Nací en la madrugada de
un día el Carmen de hace ya muchos años, en una maravillosa ciudad, histórica y
monumental por los cuatro costados, tan es así que se ha dicho de ella que
“no puede escribirse la historia de España, ni de Europa, ni del mundo, sin
citar una y muchas veces su nombre”.
Ciudad también levítica y
monacal en la que, cuando yo era niño, las parroquias eran dos –herederas de las
seis que hubo y que desaparecieron en el curso delos siglos-, cada una con su
propia idiosincrasia y clero abundante; a la religiosidad vivida en las
parroquias se unía la de los cuatro conventos de clausura –que aún permanecen-
entonces con muchas monjas y cada uno con su capellán. Formaban estos
conventos parte tan importante del entramado social de la ciudad que no había
en aquellos años familia que por "h o por b" no estuviera relacionada con
alguno de ellos, y eso a pesar de ser las clausuras de entonces mucho más estrictas
que ahora en que las rejas de coros y locutorios son movibles, han desaparecido
celosías y velos, y por falta de personal auxiliar exterior las monjas “de
clausura” tienen que salir a casi todo y es frecuente encontrarte con ellas por
la calle.
Por esta floración de
parroquias, clero y comunidades religiosas eran abundantes los cultos y devociones.
A las propiamente parroquiales se unían las celebraciones monacales,
especialmente las de N.P. Santo Domingo en las Dominicas o la del Seráfico Padre
en San Pedro, las de la Inmaculada en las Concepcionistas o Ntra. Sra. de
Guadalupe en las Jerónimas; eran fiestas todas ellas piadosas y devotas, con más
o menos el mismo esquema, pero con una característica que distinguía unas de
otras y las hacia, si cabe, más religiosas, más piadosas, más devotas y, diría
yo, más profundas y más de Dios, me estoy refiriendo a la exposición o “manifiesto” del Santísimo Sacramento todo el día de la
fiesta, desde la misa de la mañana, hasta
el ejercicio piadoso de la tarde que terminaba con la bendición y la reserva.

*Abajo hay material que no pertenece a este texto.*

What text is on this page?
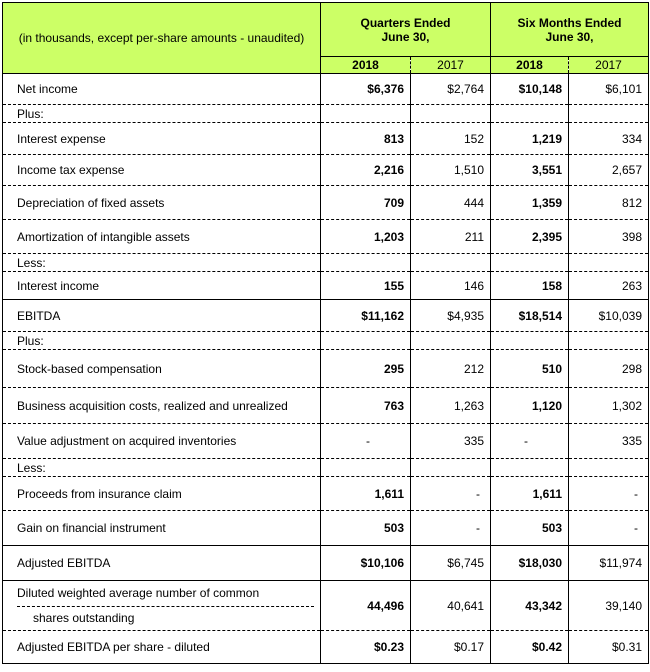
(in thousands, except per-share amounts - unaudited)	Quarters Ended
June 30,		Six Months Ended
June 30,	
	2018	2017	2018	2017
Net income	$6,376	$2,764	$10,148	$6,101
Plus:				
Interest expense	813	152	1,219	334
Income tax expense	2,216	1,510	3,551	2,657
Depreciation of fixed assets	709	444	1,359	812
Amortization of intangible assets	1,203	211	2,395	398
Less:				
Interest income	155	146	158	263
EBITDA	$11,162	$4,935	$18,514	$10,039
Plus:				
Stock-based compensation	295	212	510	298
Business acquisition costs, realized and unrealized	763	1,263	1,120	1,302
Value adjustment on acquired inventories	-	335	-	335
Less:				
Proceeds from insurance claim	1,611	-	1,611	-
Gain on financial instrument	503	-	503	-
Adjusted EBITDA	$10,106	$6,745	$18,030	$11,974

Diluted weighted average number of common
shares outstanding	44,496	40,641	43,342	39,140
Adjusted EBITDA per share - diluted	$0.23	$0.17	$0.42	$0.31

Esto ocurría por ejemplo el día de la Asunción en la maravillosa iglesia matriz
de Santa María la Mayor, o el primer domingo de mayo, en la recoleta y querida
ermita de San Lázaro para celebrar al Stmo. Cristo de la Salud de tan antigua y
arraigada devoción, y lo mismo pasaba en las fiestas principales de los cuatro
conventos.
Me vienen todos estos
recuerdos a la memoria y al corazón, después de celebrar hace pocos días en el
convento de Carmelitas Descalzas de Don Benito, del que soy hace años capellán,
la fiesta de la Virgen del Carmen “a la antigua usanza”, es decir con la exposición
del Stmo. Sacramento desde la Santa Misa matutina hasta los cultos vespertinos.
Hay que felicitar a las
MM. Carmelitas de Don Benito por mantenerse fieles a su carisma y a sus
tradiciones, y por dar la oportunidad a mucha gente de poder celebrar la fiesta
de la Virgen del Carmen con hondura y espiritualidad, y por ofrecer su iglesia
como remanso de paz ungido de oraciones para adorar la presencia misteriosa del
Señor en la Eucaristía, bajo la mirada atenta del Cristo "de Marcelino” y de la Virgen de Carmen, que nos muestra en
una mano a su Hijo Jesús, y en la otra nos tiende el áncora segura de salvación
que es su Santo Escapulario.
Doy gracias a Dios por la
novena y fiesta del presente año y, en nombre de las M.M. Carmelitas como su capellán, también al Sr. Obispo de la diócesis que ofició la novena la mañana del domingo día
trece, a todos los sacerdotes que han participado dando lo mejor de ellos mismo
para contribuir a la solemnidad y esplendor de estos cultos anuales y manifestar
su cariño a la queridísima comunidad de carmelitas; e igualmente a todas las
personas devotas que gozan cada año honrando y ensalzando a la Virgen del Carmen
y vistiendo su Escapulario. Dios se lo pague a todos y que la Virgen nos conceda, si nos conviene, celebrar al año que viene de nuevo su fiesta con salud y alegría.